No announcement yet.
  • Filter
  • Time
  • Show
Clear All
new posts

  • Composite Categorical Variables

    I am trying to create a single composite categorical variable from several (7) dummy variables. I exported the data from a survey software that created dummies out of a check any that apply question. I have tried gen and egen commands and every time I try to recode/replace the value it changes the original value from the dummy variable.

    For example:

    gen sector=.
    replace sector=1 if gbcon==1
    replace sector=2 if hhc==1
    replace sector=3 if cm==1
    replace sector=4 if engin==1
    replace sector=5 if arch==1
    replace sector=6 if spec==1
    replace sector=7 if other_sector==1

    The problem is that when I originally replace sector=1 if gbcon==1, the count is correct, however once I add the command replace sector=-2 if hhc==1, the count of gbcon changes from its original count to an inaccurate count.

    when 'replace sector=1 if gbcon==1' the count is 25
    after I add the code for 'replace sector=2 if hhc==1' the count for gbcon (or sector=1) changes to 19

    I cannot figure out a) why this is happening as gbcon and hhc are not coming from the same variable, and b) how to stop the count from changing when adding additional dummy variables to this composite variable

  • #2
    At the moment you are just replacing everything, both missing and relevant information.
    If you just want to fill 'sector' up with the following answers from 'hhc' etc then you can do:

      replace sector=1 if gbcon==1
    replace sector=2 if hhc==1 & sector==.
    replace sector=3 if cm==1 & sector==.
    I you want to collect all the information in 'sector' then perhaps :

    replace sector=1 if gbcon==1
    replace sector=sector + 10 if hhc==1 
    replace sector=sector + 100  if cm==1 & sector==.


    • #3
      Well, for a):
      tabulate gbcon hhc, missing
      and you'll see why.

      For b): you can't, so long as there are observations with where both the indicator variables are equal to one.


      • #4
        The problem is that the original data is "check any that apply." So if somebody checks both gbcon and hhc, then sector will first be set to 1, but then changed to 2. (And, depending on what else is checked, perhaps changed again before we are done.)

        You simply can't do what you're trying to do.

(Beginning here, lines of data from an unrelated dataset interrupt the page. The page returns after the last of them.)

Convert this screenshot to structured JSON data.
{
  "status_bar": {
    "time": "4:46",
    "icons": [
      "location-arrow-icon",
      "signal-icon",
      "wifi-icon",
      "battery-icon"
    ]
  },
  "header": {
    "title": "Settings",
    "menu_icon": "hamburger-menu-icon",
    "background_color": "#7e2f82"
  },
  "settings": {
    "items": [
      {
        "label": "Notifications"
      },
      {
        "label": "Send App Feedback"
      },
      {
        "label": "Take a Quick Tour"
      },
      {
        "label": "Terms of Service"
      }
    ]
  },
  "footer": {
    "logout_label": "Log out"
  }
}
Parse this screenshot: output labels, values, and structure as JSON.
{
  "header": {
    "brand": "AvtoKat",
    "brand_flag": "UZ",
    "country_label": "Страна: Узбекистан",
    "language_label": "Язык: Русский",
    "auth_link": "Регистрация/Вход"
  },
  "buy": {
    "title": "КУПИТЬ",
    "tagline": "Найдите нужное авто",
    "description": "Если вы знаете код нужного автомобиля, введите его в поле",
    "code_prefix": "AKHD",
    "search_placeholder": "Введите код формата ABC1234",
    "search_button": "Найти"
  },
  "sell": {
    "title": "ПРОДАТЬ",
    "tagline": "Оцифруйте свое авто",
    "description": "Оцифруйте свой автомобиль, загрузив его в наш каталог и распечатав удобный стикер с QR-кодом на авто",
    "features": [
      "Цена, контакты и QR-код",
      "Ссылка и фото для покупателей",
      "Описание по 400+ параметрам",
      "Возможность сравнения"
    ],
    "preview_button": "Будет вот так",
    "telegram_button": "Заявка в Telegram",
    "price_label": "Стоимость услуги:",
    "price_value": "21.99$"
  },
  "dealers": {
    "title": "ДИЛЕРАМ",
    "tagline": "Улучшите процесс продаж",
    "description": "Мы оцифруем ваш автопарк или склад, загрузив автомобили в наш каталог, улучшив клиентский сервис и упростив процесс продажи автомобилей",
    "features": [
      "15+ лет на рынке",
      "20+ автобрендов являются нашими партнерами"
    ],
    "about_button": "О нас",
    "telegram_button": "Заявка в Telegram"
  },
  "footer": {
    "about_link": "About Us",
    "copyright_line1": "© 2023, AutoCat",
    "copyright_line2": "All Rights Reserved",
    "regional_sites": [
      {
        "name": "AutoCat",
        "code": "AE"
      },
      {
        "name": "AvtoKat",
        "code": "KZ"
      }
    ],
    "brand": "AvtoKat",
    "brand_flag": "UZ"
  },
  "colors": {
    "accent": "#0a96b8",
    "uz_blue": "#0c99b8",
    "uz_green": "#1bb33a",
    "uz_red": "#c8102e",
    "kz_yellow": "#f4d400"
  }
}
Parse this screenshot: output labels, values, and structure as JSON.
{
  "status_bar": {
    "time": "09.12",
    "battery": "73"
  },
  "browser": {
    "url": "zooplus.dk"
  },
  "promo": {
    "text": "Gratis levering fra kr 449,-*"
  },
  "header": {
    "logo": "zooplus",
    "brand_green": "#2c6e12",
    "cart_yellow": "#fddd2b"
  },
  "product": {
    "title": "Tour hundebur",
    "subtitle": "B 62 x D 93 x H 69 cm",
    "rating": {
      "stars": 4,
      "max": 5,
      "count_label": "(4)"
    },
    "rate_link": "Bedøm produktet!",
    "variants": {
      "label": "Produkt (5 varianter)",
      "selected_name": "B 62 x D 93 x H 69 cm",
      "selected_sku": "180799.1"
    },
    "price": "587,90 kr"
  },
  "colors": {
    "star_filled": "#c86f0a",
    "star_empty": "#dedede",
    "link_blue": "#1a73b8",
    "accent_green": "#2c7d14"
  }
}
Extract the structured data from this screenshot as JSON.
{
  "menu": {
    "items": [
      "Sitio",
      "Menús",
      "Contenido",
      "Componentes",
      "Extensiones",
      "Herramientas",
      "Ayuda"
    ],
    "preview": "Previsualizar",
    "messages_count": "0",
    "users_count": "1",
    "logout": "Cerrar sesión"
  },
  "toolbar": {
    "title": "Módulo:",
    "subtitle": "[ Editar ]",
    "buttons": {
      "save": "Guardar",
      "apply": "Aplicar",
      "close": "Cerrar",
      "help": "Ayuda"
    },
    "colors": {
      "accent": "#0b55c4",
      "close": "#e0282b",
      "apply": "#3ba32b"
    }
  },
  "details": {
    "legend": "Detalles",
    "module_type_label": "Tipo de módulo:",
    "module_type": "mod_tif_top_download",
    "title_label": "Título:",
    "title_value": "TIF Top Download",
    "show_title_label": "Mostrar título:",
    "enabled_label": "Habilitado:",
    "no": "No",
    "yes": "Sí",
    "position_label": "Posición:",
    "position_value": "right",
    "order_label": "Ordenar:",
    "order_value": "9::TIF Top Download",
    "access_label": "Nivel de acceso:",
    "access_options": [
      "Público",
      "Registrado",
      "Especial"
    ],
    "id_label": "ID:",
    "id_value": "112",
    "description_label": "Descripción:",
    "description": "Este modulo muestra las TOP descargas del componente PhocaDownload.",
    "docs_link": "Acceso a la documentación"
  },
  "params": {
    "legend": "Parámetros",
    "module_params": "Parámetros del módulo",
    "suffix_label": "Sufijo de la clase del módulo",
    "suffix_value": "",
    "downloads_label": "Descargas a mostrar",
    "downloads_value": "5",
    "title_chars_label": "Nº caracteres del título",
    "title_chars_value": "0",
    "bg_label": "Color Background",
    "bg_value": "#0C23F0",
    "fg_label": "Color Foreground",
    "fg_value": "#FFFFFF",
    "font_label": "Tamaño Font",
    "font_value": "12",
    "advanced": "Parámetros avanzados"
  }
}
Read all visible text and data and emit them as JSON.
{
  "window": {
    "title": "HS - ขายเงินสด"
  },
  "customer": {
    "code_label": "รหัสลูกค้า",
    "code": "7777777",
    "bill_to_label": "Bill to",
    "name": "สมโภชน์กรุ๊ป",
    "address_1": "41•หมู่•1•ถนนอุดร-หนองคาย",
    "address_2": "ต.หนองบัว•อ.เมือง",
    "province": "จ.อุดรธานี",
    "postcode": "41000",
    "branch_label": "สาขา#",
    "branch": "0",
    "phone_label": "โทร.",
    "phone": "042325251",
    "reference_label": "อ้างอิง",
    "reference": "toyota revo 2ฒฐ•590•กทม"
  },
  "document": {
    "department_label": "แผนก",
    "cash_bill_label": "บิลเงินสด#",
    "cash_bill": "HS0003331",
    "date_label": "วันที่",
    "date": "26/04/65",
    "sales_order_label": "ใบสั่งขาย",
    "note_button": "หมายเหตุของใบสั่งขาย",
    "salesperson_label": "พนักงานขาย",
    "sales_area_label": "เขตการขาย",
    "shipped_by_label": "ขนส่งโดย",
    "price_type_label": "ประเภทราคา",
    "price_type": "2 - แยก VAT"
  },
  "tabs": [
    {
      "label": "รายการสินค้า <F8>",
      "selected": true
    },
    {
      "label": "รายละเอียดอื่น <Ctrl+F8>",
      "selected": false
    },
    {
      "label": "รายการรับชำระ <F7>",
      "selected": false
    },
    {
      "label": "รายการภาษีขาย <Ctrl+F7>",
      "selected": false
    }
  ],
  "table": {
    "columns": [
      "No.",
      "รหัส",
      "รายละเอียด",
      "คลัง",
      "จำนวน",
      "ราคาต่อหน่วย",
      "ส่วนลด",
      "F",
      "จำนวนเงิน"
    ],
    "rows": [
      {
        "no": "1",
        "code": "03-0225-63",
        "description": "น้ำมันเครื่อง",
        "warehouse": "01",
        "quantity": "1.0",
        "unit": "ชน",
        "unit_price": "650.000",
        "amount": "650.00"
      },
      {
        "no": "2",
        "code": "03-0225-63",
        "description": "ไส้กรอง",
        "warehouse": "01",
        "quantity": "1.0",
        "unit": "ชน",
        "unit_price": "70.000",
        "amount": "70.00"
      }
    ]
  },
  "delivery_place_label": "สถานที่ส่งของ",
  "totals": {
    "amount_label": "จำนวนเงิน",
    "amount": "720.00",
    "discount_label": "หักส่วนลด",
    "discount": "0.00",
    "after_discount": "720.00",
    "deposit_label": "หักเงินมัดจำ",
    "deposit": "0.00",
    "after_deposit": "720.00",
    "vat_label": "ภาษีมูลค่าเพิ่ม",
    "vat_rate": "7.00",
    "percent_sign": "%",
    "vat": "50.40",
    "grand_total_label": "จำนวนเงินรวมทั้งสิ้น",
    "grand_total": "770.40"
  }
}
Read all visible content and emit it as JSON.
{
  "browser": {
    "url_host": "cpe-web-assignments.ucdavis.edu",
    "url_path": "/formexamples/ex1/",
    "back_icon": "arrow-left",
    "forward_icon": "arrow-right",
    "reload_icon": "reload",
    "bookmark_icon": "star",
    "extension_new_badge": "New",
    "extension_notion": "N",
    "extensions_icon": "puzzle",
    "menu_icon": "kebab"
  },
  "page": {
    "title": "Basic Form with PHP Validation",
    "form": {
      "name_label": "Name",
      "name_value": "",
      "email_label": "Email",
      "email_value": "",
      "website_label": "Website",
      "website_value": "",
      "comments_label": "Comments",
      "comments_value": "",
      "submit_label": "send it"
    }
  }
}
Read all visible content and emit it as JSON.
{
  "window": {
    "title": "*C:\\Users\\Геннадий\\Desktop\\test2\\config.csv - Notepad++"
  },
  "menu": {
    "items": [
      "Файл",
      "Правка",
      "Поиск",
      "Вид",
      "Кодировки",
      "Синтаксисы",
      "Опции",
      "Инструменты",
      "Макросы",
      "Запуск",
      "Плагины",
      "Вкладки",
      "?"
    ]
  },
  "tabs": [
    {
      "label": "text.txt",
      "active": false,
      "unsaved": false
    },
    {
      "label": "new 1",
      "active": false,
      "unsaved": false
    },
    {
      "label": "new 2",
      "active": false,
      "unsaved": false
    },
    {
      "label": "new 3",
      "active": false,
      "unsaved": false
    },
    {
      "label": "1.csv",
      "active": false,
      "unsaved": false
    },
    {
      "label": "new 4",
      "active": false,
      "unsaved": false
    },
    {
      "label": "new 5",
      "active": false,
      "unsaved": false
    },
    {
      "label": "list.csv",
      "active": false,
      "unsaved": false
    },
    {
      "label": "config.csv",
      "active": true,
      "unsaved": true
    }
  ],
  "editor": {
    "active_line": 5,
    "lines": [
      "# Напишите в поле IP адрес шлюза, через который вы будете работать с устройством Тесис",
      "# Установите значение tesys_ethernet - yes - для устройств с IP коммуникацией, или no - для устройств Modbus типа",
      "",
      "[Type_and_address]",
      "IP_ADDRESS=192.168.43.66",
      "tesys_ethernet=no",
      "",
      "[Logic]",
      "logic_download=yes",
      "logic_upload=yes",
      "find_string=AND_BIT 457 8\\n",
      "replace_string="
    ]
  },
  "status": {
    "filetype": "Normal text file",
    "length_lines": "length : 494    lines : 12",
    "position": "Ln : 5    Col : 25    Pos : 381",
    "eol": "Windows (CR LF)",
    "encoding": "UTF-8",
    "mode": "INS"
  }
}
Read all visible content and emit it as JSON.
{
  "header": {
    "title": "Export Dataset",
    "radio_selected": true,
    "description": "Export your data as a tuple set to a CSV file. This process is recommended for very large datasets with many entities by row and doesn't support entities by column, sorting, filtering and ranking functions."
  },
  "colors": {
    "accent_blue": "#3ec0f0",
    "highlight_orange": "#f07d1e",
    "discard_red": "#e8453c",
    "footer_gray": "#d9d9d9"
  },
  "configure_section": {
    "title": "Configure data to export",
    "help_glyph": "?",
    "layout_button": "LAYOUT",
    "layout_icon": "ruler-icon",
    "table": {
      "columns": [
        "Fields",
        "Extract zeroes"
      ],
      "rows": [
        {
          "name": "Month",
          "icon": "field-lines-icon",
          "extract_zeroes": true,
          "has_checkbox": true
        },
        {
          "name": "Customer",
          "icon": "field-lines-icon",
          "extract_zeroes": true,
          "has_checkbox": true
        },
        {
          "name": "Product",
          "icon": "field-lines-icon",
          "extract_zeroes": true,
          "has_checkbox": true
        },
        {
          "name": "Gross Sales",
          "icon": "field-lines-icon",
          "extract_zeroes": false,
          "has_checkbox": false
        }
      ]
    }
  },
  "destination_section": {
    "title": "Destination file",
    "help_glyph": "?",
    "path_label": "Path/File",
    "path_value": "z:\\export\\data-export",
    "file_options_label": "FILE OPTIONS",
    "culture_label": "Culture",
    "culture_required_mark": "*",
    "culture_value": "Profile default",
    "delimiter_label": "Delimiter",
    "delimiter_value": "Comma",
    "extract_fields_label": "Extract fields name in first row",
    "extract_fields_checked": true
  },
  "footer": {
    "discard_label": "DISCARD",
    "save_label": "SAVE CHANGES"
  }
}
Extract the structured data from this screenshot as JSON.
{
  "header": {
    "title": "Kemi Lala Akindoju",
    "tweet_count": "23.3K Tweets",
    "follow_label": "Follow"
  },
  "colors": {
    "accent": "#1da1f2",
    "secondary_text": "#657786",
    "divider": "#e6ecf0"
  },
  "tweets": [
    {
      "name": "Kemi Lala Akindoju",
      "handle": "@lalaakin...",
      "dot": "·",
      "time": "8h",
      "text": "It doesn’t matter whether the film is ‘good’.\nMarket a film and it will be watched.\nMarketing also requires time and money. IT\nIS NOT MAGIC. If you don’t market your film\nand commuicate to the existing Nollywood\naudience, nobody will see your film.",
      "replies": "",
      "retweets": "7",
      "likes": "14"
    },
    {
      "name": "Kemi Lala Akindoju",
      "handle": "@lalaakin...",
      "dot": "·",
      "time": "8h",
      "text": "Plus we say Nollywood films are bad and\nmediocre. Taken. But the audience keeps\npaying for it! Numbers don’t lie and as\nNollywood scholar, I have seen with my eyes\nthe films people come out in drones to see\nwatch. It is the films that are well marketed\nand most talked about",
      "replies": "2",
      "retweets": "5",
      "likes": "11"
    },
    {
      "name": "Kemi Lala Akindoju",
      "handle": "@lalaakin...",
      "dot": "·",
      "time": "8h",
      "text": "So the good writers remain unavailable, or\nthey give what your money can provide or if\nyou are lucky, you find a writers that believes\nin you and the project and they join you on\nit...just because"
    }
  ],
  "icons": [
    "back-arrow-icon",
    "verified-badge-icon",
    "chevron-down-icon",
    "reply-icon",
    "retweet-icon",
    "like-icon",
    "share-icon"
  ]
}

When the original data is check all that apply, you have to leave it as separate dichotomous indicators for each response: you cannot make a single variable out of them in this way.

        If you really have a reason to make a single variable, you have to do it differently. You have to have a variable that accommodates all possible combinations of sectors being checked. In this case that means 27 possibilities, so the variable will range from 1 through 128. -egen, group()- will do this for you.


        • #5
          Another possibility is just to concatenate the variables, as in

          egen sector = concat(gbcon hhc cm engin arch spec other_sector)
          The resulting values won't be especially easy to interpret but the coding does keep the information.

          A little more work is something like this.

          gen sector = "" 
          foreach v in gbcon hhc cm engin arch spec other_sector { 
                  replace sector = sector + " `v'" if `v' == 1 
          replace sector = trim(sector)
          That way you'll end with string values like "engin spec" or "hhc". If your data are like data I know only some of the combinations will occur and most people will check just a small number of categories. So, summary tables and graphs are not far away.


          • #6
            Thanks all for the help!